Another provision in the new contract will likely include allowing cities to pay extra to “enhance” their EMS services, Fullum said.
“That has to be part of the agreement,” he said. “Right now, the AMR contract is silent on that … and this will be clearly defined in the new agreement.”
Sandy Springs, which has its own fire department, also contracts with AMR for ambulance services and considered this year paying $650,000 for two new ambulances in the city.
With AMR’s contract with DeKalb County expiring on Dec. 31 and an RFP not slated to be finished until early next year, the county will likely have to extend its contract with AMR. For how long remains unknown.

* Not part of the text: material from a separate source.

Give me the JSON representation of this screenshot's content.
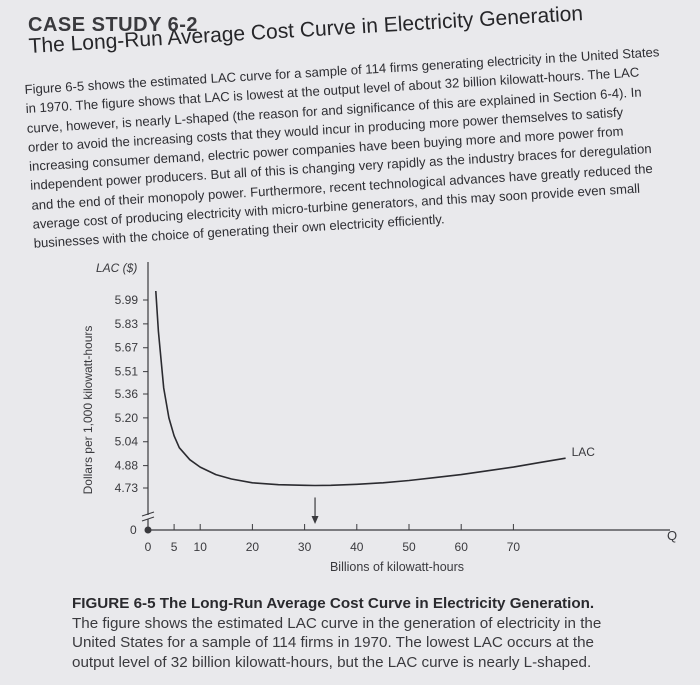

County attorney Viviane Ernstes told the subcommittee the county is in the beginning stages of the RFP process, including negotiations with AMR or other providers. But she said the Oct. 18 meeting with the cities is crucial to finalizing a contract to be put out to bid.
“The meeting with the cities will have to happen first,” she said.
Dunwoody Mayor Denis Shortal addressed the subcommittee at the close of the meeting reiterated the city’s position that the concern over EMS service in the city is not a new one and has been raised to county officials for several years.
He asked for but did not receive a definite timeline for when the two new ambulances would be stationed in the city, other than the knowledge that question would be raised at the full Region 3 EMS council meeting on Nov. 8.
“The situation has been allowed to go on,” Shortal said. “It’s time to correct it.”
In an interview after the meeting, Dunwoody City Councilmember Terry Nall, who has led the city’s effort in seeking its own EMS zone, said having three ambulances stationed in Dunwoody gets the city back to where it was in 2013, before DeKalb contracted out its ambulance service to AMR.
He was not impressed with the county’s recommendation that city’s pay extra for enhanced EMS service.
“They should not be asking cities to pay extra just to have a recognized national standard on response times,” he said.
“We all pay taxes to Dekalb and we insist, we demand, we expect higher levels of service from the ambulance service,” he said.
DeKalb County Commissioner Nancy Jester attended the meeting and in an interview she said the contract between DeKalb and AMR is “substandard” and predates her as well as many other commissioners and city administrators.
“Nobody on the commission is happy with the current contract,” she said. The new contract will have “bells and whistles,” she said, including a provision to allow cities to pay for an “upgrade” in EMS services.
“We’re going in the right direction and I feel very optimistic,” she said.